İkinci yarılara klasik olarak kötü başlıyoruz üçüncü periyot sendromu neredeyse iki senedir süren bir hastalık . Tanjeviç’in üçüncü çeyrekte 14 sayılardan maçın başa baş hale gelmesini izlemesi ve mola almaması anlaşılır bir şey değil. Nba’de de bazı koçlar bu tür anlarda takımın kendi kendini toparlayabilmesi, karakter göstermesi için mola almama yoluna gidiyorlar ama burası play-off ve burada bunu riske edemezsiniz.Mola da kendi takımına hiçbir şey söylemese bile rakip takımın ritminin bozulmasını sağlama açısından mola alınması gerekirdi.Üçüncü periyotta özellikle Ömer Aşık’ın savunmada gereken sertliği gösterememesi dikkat çekici. Hücum ribauntları ve basket faulleriyle Ömer takıma katkı yaptı ama savunma direnci sakatlık öncesi haliye karşılaştırırsak kesinlikle çok geride. Dünkü maçta çok rahat blok yapabileceği durumlarda bile geri adım attı. Sakatlığın verdiği psikolojik çekinme duygusundan bir an önce kurtulması gerek. Dün maçın 14 sayılardan geri gelmesinin bir nedeni de aslında Serkan’a yapamadığımız savunma. Bu durumlarda takım Ömer Onan’ı çok arıyor. Green’e karşı çok uzun, Preldziç’e karşı çok hızlı kaldığı için Serkan bu miss-match leri iyi kullandı. O anlarda Serkan’ı Devin Smtih’e ya da Solomon’a vermek daha doğru olurdu. Son periyot winner oyuncu avantajıyla maçı çevirmeyi bildik Mirsad’ın attığı iki ekstra üçlükle kopardık maçı.İlk maça göre maçın sonunu daha akıllı oynadık. Penetre etmeyi unuttuğumuz anlarda hücumda krize giriyoruz. Green ‘in penetre yeteneği sınırlı Solomon’un olmadığı dönemde eğer oyunda Emir de yoksa içeriye drive edebilen oyuncumuz kalmıyor,rotasyonda Emir ile Solomon’un aynı anda kenarda olmaması bu açıdan çok önemli. Telekom maçlarını izlerken maçın sonucundan ziyade Efes’e karşı ne yapacağımızı kestirmeye çalışarak da izliyorum. Özellikle uzunlarımız kesinlikle daha agresif olmalı. Pazar günü İstanbul’da maça iyi başlayıp bir an önce 15 lere çıkartırsak farkı ,Telekom maçı bırakacaktır. Farklı bir skorla kazanacağımızı düşünüyorum üçüncü maçı da.

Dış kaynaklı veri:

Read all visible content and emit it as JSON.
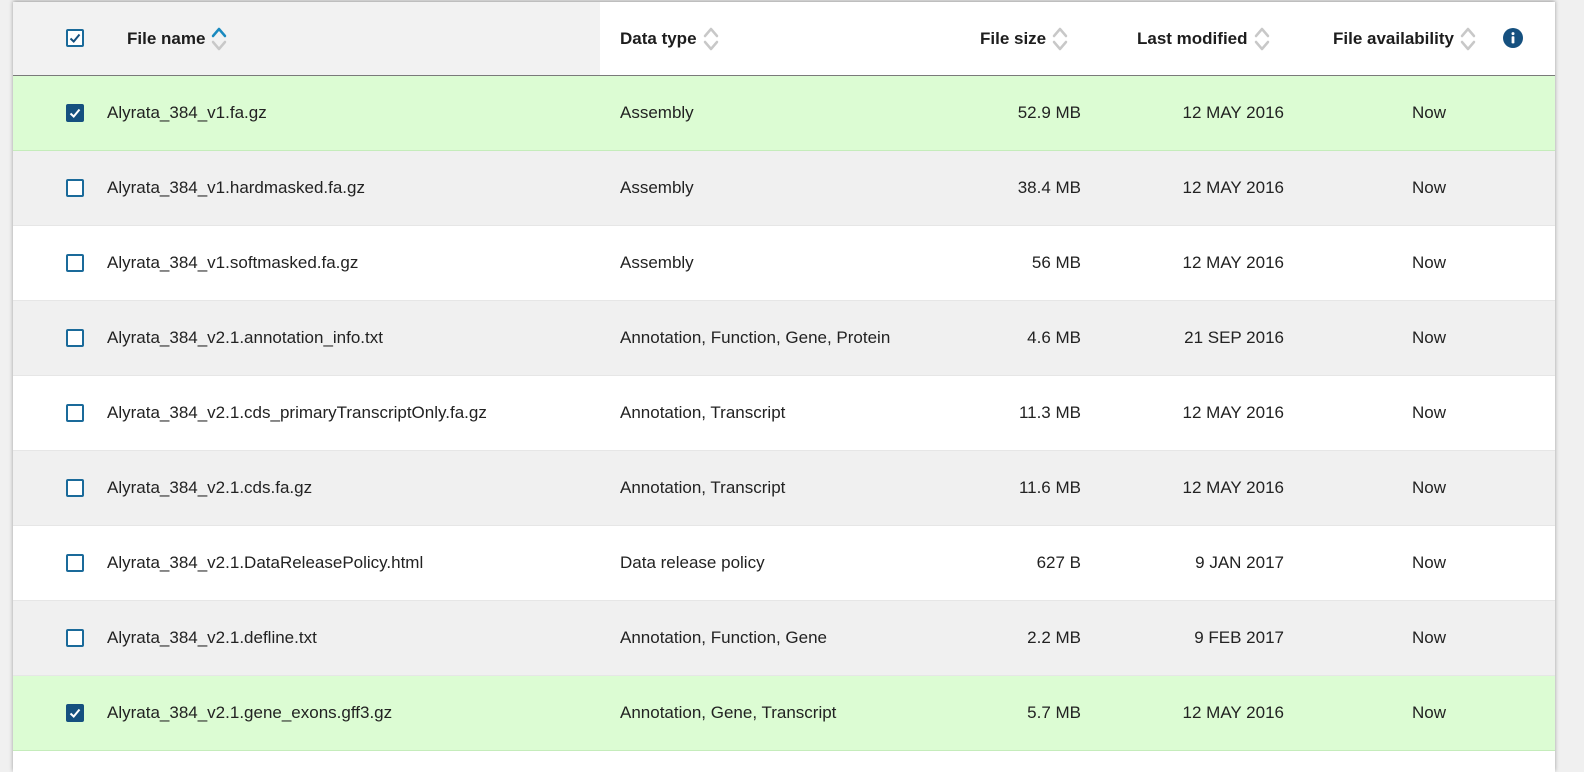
{
  "header": {
    "file_name": "File name",
    "data_type": "Data type",
    "file_size": "File size",
    "last_modified": "Last modified",
    "file_availability": "File availability"
  },
  "colors": {
    "accent": "#15507f",
    "selected_row": "#dcfcd3",
    "striped_row": "#f0f0f0",
    "sort_active": "#1a8abf",
    "sort_inactive": "#c8c8c8"
  },
  "rows": [
    {
      "name": "Alyrata_384_v1.fa.gz",
      "type": "Assembly",
      "size": "52.9 MB",
      "modified": "12 MAY 2016",
      "availability": "Now",
      "checked": true
    },
    {
      "name": "Alyrata_384_v1.hardmasked.fa.gz",
      "type": "Assembly",
      "size": "38.4 MB",
      "modified": "12 MAY 2016",
      "availability": "Now",
      "checked": false
    },
    {
      "name": "Alyrata_384_v1.softmasked.fa.gz",
      "type": "Assembly",
      "size": "56 MB",
      "modified": "12 MAY 2016",
      "availability": "Now",
      "checked": false
    },
    {
      "name": "Alyrata_384_v2.1.annotation_info.txt",
      "type": "Annotation, Function, Gene, Protein",
      "size": "4.6 MB",
      "modified": "21 SEP 2016",
      "availability": "Now",
      "checked": false
    },
    {
      "name": "Alyrata_384_v2.1.cds_primaryTranscriptOnly.fa.gz",
      "type": "Annotation, Transcript",
      "size": "11.3 MB",
      "modified": "12 MAY 2016",
      "availability": "Now",
      "checked": false
    },
    {
      "name": "Alyrata_384_v2.1.cds.fa.gz",
      "type": "Annotation, Transcript",
      "size": "11.6 MB",
      "modified": "12 MAY 2016",
      "availability": "Now",
      "checked": false
    },
    {
      "name": "Alyrata_384_v2.1.DataReleasePolicy.html",
      "type": "Data release policy",
      "size": "627 B",
      "modified": "9 JAN 2017",
      "availability": "Now",
      "checked": false
    },
    {
      "name": "Alyrata_384_v2.1.defline.txt",
      "type": "Annotation, Function, Gene",
      "size": "2.2 MB",
      "modified": "9 FEB 2017",
      "availability": "Now",
      "checked": false
    },
    {
      "name": "Alyrata_384_v2.1.gene_exons.gff3.gz",
      "type": "Annotation, Gene, Transcript",
      "size": "5.7 MB",
      "modified": "12 MAY 2016",
      "availability": "Now",
      "checked": true
    }
  ]
}
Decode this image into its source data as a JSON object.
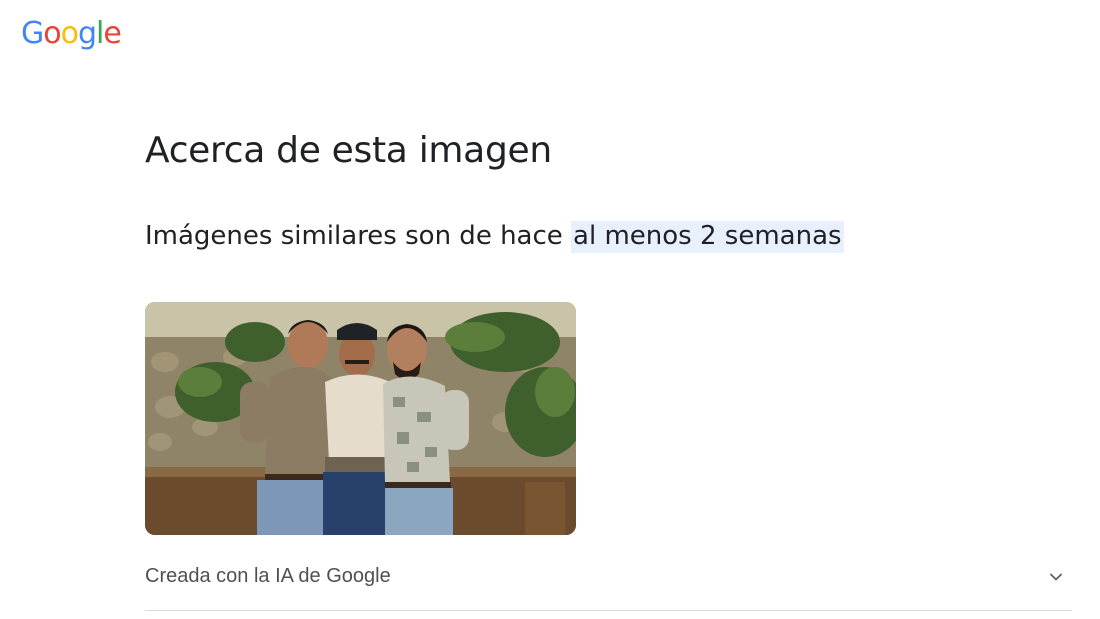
{
  "logo": {
    "letters": [
      "G",
      "o",
      "o",
      "g",
      "l",
      "e"
    ],
    "colors": [
      "#4285F4",
      "#EA4335",
      "#FBBC05",
      "#4285F4",
      "#34A853",
      "#EA4335"
    ]
  },
  "page": {
    "title": "Acerca de esta imagen",
    "subtitle_prefix": "Imágenes similares son de hace ",
    "subtitle_highlight": "al menos 2 semanas",
    "highlight_color": "#e8f0fe"
  },
  "image": {
    "icon": "photo-three-men-outdoors"
  },
  "ai_section": {
    "label": "Creada con la IA de Google",
    "icon": "chevron-down-icon",
    "expanded": false
  }
}
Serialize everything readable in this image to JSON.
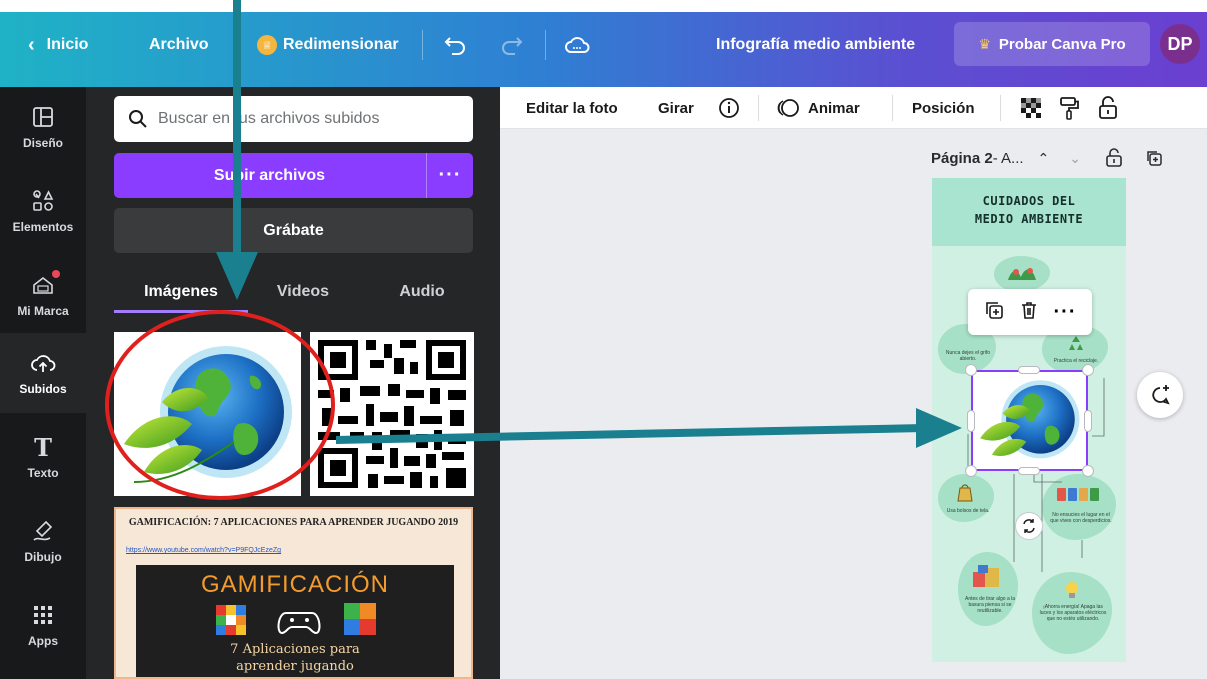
{
  "topbar": {
    "home_label": "Inicio",
    "file_label": "Archivo",
    "resize_label": "Redimensionar",
    "design_title": "Infografía medio ambiente",
    "pro_label": "Probar Canva Pro",
    "avatar_initials": "DP"
  },
  "rail": {
    "items": [
      {
        "label": "Diseño",
        "icon": "layout-icon"
      },
      {
        "label": "Elementos",
        "icon": "shapes-icon"
      },
      {
        "label": "Mi Marca",
        "icon": "brand-icon"
      },
      {
        "label": "Subidos",
        "icon": "cloud-upload-icon"
      },
      {
        "label": "Texto",
        "icon": "text-icon"
      },
      {
        "label": "Dibujo",
        "icon": "draw-icon"
      },
      {
        "label": "Apps",
        "icon": "apps-grid-icon"
      }
    ]
  },
  "panel": {
    "search_placeholder": "Buscar en tus archivos subidos",
    "upload_label": "Subir archivos",
    "more_label": "···",
    "record_label": "Grábate",
    "tabs": [
      {
        "label": "Imágenes",
        "active": true
      },
      {
        "label": "Videos",
        "active": false
      },
      {
        "label": "Audio",
        "active": false
      }
    ],
    "doc_thumb": {
      "title": "GAMIFICACIÓN: 7 APLICACIONES PARA APRENDER JUGANDO 2019",
      "link": "https://www.youtube.com/watch?v=P9FQJcEzeZg",
      "slide_heading": "GAMIFICACIÓN",
      "slide_line1": "7 Aplicaciones para",
      "slide_line2": "aprender jugando"
    }
  },
  "toolbar": {
    "edit_photo": "Editar la foto",
    "rotate": "Girar",
    "animate": "Animar",
    "position": "Posición"
  },
  "page_bar": {
    "page_label": "Página 2",
    "page_suffix": " - A..."
  },
  "infographic": {
    "title_line1": "CUIDADOS DEL",
    "title_line2": "MEDIO AMBIENTE",
    "tip1": "Nunca dejes el grifo abierto.",
    "tip2": "Practica el reciclaje.",
    "tip3": "Usa bolsos de tela.",
    "tip4": "No ensucies el lugar en el que vives con desperdicios.",
    "tip5": "Antes de tirar algo a la basura piensa si se reutilizable.",
    "tip6": "¡Ahorra energía! Apaga las luces y los aparatos eléctricos que no estés utilizando."
  },
  "colors": {
    "accent_purple": "#8b3dff",
    "annotation_teal": "#1a7f8f",
    "annotation_red": "#e0201c"
  }
}
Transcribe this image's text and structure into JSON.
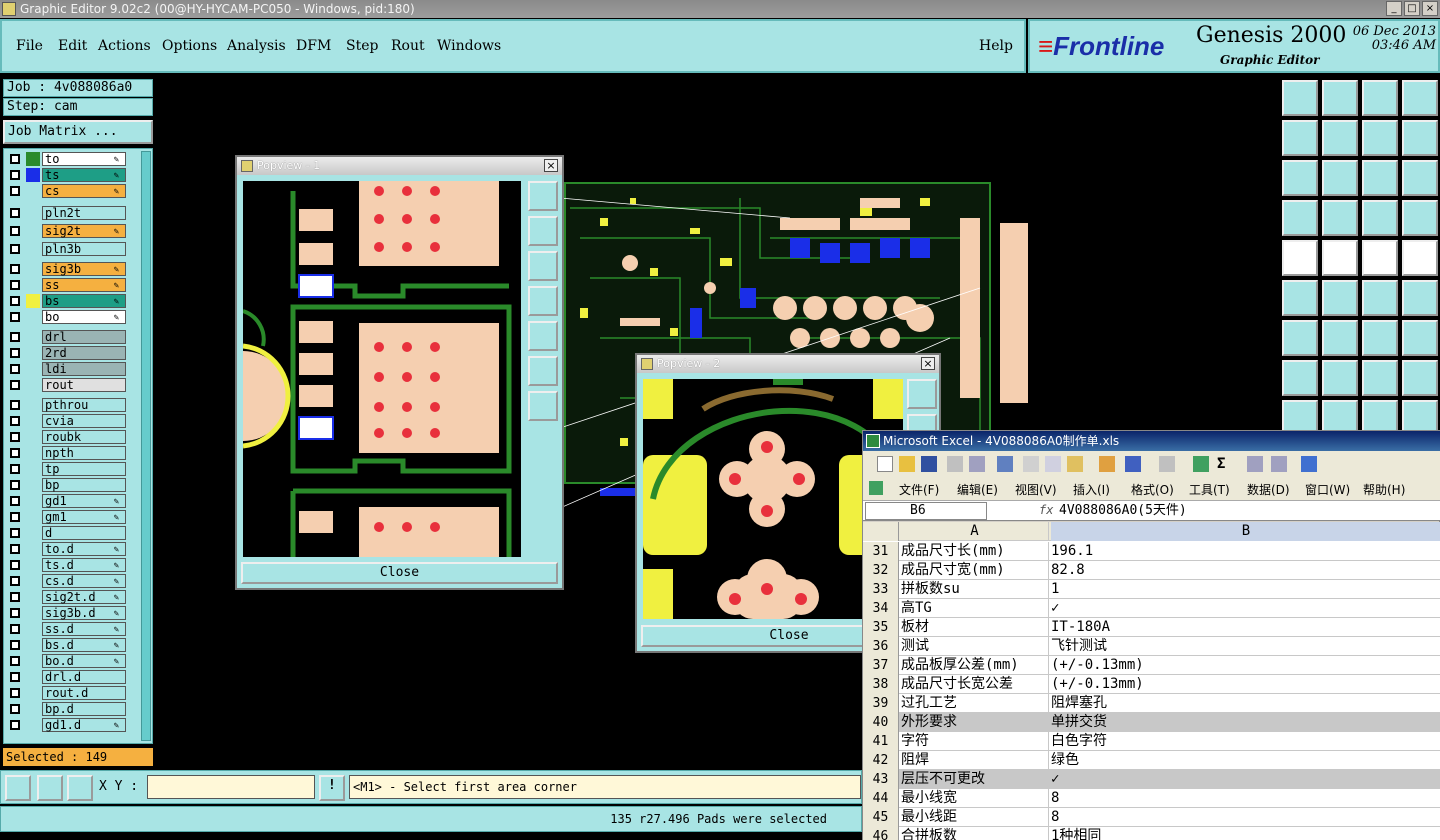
{
  "window": {
    "title": "Graphic Editor 9.02c2 (00@HY-HYCAM-PC050 - Windows, pid:180)"
  },
  "menu": {
    "items": [
      "File",
      "Edit",
      "Actions",
      "Options",
      "Analysis",
      "DFM",
      "Step",
      "Rout",
      "Windows"
    ],
    "help": "Help"
  },
  "brand": {
    "logo_prefix": "Frontline",
    "product": "Genesis 2000",
    "subtitle": "Graphic Editor",
    "date": "06 Dec 2013",
    "time": "03:46 AM"
  },
  "job": {
    "job_label": "Job : 4v088086a0",
    "step_label": "Step: cam",
    "matrix_button": "Job Matrix ..."
  },
  "layers": [
    {
      "name": "to",
      "color": "#ffffff",
      "swatch": "#2a8a2a",
      "editable": true
    },
    {
      "name": "ts",
      "color": "#1e9e86",
      "swatch": "#1a2ee8",
      "editable": true
    },
    {
      "name": "cs",
      "color": "#f5b040",
      "swatch": "",
      "editable": true
    },
    {
      "name": "pln2t",
      "color": "#a8e4e4",
      "swatch": "",
      "editable": false
    },
    {
      "name": "sig2t",
      "color": "#f5b040",
      "swatch": "",
      "editable": true
    },
    {
      "name": "pln3b",
      "color": "#a8e4e4",
      "swatch": "",
      "editable": false
    },
    {
      "name": "sig3b",
      "color": "#f5b040",
      "swatch": "",
      "editable": true
    },
    {
      "name": "ss",
      "color": "#f5b040",
      "swatch": "",
      "editable": true
    },
    {
      "name": "bs",
      "color": "#1e9e86",
      "swatch": "#f0f040",
      "editable": true
    },
    {
      "name": "bo",
      "color": "#ffffff",
      "swatch": "",
      "editable": true
    },
    {
      "name": "drl",
      "color": "#9ab4b4",
      "swatch": "",
      "editable": false
    },
    {
      "name": "2rd",
      "color": "#9ab4b4",
      "swatch": "",
      "editable": false
    },
    {
      "name": "ldi",
      "color": "#9ab4b4",
      "swatch": "",
      "editable": false
    },
    {
      "name": "rout",
      "color": "#e0e0e0",
      "swatch": "",
      "editable": false
    },
    {
      "name": "pthrou",
      "color": "#a8e4e4",
      "swatch": "",
      "editable": false
    },
    {
      "name": "cvia",
      "color": "#a8e4e4",
      "swatch": "",
      "editable": false
    },
    {
      "name": "roubk",
      "color": "#a8e4e4",
      "swatch": "",
      "editable": false
    },
    {
      "name": "npth",
      "color": "#a8e4e4",
      "swatch": "",
      "editable": false
    },
    {
      "name": "tp",
      "color": "#a8e4e4",
      "swatch": "",
      "editable": false
    },
    {
      "name": "bp",
      "color": "#a8e4e4",
      "swatch": "",
      "editable": false
    },
    {
      "name": "gd1",
      "color": "#a8e4e4",
      "swatch": "",
      "editable": true
    },
    {
      "name": "gm1",
      "color": "#a8e4e4",
      "swatch": "",
      "editable": true
    },
    {
      "name": "d",
      "color": "#a8e4e4",
      "swatch": "",
      "editable": false
    },
    {
      "name": "to.d",
      "color": "#a8e4e4",
      "swatch": "",
      "editable": true
    },
    {
      "name": "ts.d",
      "color": "#a8e4e4",
      "swatch": "",
      "editable": true
    },
    {
      "name": "cs.d",
      "color": "#a8e4e4",
      "swatch": "",
      "editable": true
    },
    {
      "name": "sig2t.d",
      "color": "#a8e4e4",
      "swatch": "",
      "editable": true
    },
    {
      "name": "sig3b.d",
      "color": "#a8e4e4",
      "swatch": "",
      "editable": true
    },
    {
      "name": "ss.d",
      "color": "#a8e4e4",
      "swatch": "",
      "editable": true
    },
    {
      "name": "bs.d",
      "color": "#a8e4e4",
      "swatch": "",
      "editable": true
    },
    {
      "name": "bo.d",
      "color": "#a8e4e4",
      "swatch": "",
      "editable": true
    },
    {
      "name": "drl.d",
      "color": "#a8e4e4",
      "swatch": "",
      "editable": false
    },
    {
      "name": "rout.d",
      "color": "#a8e4e4",
      "swatch": "",
      "editable": false
    },
    {
      "name": "bp.d",
      "color": "#a8e4e4",
      "swatch": "",
      "editable": false
    },
    {
      "name": "gd1.d",
      "color": "#a8e4e4",
      "swatch": "",
      "editable": true
    }
  ],
  "selected": "Selected : 149",
  "bottom": {
    "xy_label": "X Y :",
    "xy_value": "",
    "prompt": "<M1> - Select first area corner",
    "status": "135 r27.496 Pads were selected"
  },
  "popview1": {
    "title": "Popview - 1",
    "close": "Close"
  },
  "popview2": {
    "title": "Popview - 2",
    "close": "Close"
  },
  "excel": {
    "title": "Microsoft Excel - 4V088086A0制作单.xls",
    "menus": [
      "文件(F)",
      "编辑(E)",
      "视图(V)",
      "插入(I)",
      "格式(O)",
      "工具(T)",
      "数据(D)",
      "窗口(W)",
      "帮助(H)"
    ],
    "namebox": "B6",
    "fx": "fx",
    "formula": "4V088086A0(5天件)",
    "col_a": "A",
    "col_b": "B",
    "rows": [
      {
        "n": "31",
        "a": "成品尺寸长(mm)",
        "b": "196.1",
        "hl": false
      },
      {
        "n": "32",
        "a": "成品尺寸宽(mm)",
        "b": "82.8",
        "hl": false
      },
      {
        "n": "33",
        "a": "拼板数su",
        "b": "1",
        "hl": false
      },
      {
        "n": "34",
        "a": "高TG",
        "b": "✓",
        "hl": false
      },
      {
        "n": "35",
        "a": "板材",
        "b": "IT-180A",
        "hl": false
      },
      {
        "n": "36",
        "a": "测试",
        "b": "飞针测试",
        "hl": false
      },
      {
        "n": "37",
        "a": "成品板厚公差(mm)",
        "b": "(+/-0.13mm)",
        "hl": false
      },
      {
        "n": "38",
        "a": "成品尺寸长宽公差",
        "b": "(+/-0.13mm)",
        "hl": false
      },
      {
        "n": "39",
        "a": "过孔工艺",
        "b": "阻焊塞孔",
        "hl": false
      },
      {
        "n": "40",
        "a": "外形要求",
        "b": "单拼交货",
        "hl": true
      },
      {
        "n": "41",
        "a": "字符",
        "b": "白色字符",
        "hl": false
      },
      {
        "n": "42",
        "a": "阻焊",
        "b": "绿色",
        "hl": false
      },
      {
        "n": "43",
        "a": "层压不可更改",
        "b": "✓",
        "hl": true
      },
      {
        "n": "44",
        "a": "最小线宽",
        "b": "8",
        "hl": false
      },
      {
        "n": "45",
        "a": "最小线距",
        "b": "8",
        "hl": false
      },
      {
        "n": "46",
        "a": "合拼板数",
        "b": "1种相同",
        "hl": false
      }
    ]
  }
}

P.S : Maçlar bilindiği gibi Spormax’ten veriliyor. Bu Spormax’ de kanalda program da yapan ve maç sonu röpörtajlarda bulunan alımlı bir kızımız var Merve Toy. Kendisi basketboldan bihaber olduğu için maç sonlarında son derece saçma ve ezberlenmiş sorular soruyor. 9 gündür maç oynamayan ve yeterince maç oynamadığı için tedirgin olan Efes Pilsen’li oyunculara Galatasaray maçından sonra “yorgunluk sizi etkiliyor mu” diye bir soru sorabilmesi hakikaten takdire şayan. Kendisi iki basketbol maçı arasındaki sürenin 20 gün olması gerektiğini düşünüyor herhalde. Spor kanallarının güzel kadın istihdam edeceğiz diye spordan zerre kadar anlamayan merak etmeyen kişilere program yaptırmalarını da bu vesileyle kınayalım.
29 Mayıs 2009 12:52
Evet winner oyuncu farkıyla sonlarda çevirebildik maçı ama aynı şeyi Efes karşısında yapmak güç zira Efes zor anları Telekom'a oranla çok daha iyi oynayan bir takım. Tanjeviç dünkü maceraperestliğiyle Efes serisinde başımıza iş açabilir.
Ayrıca Griçek'ten hiç umudum yok zaten sakatlığının play-off dönemindeki maç yoğunluğunu kaldıramayacak ölçüde ciddi ve kronik olduğu sezon başından bu yana biliniyordu final serisinde oynasa bile 5-6 maça uzaması muhtemel bir seriyi kaldıramayacaktır ama Ömer Onan tüm seride oynayabilecek derecede sağlam dönmeli yoksa Efes'in kısaları karşısında savunmada tutunamayız. Sezon başından bu yana bir kenara atıverdiğimiz Serhat Çetin'i bile arar dururuz sonra.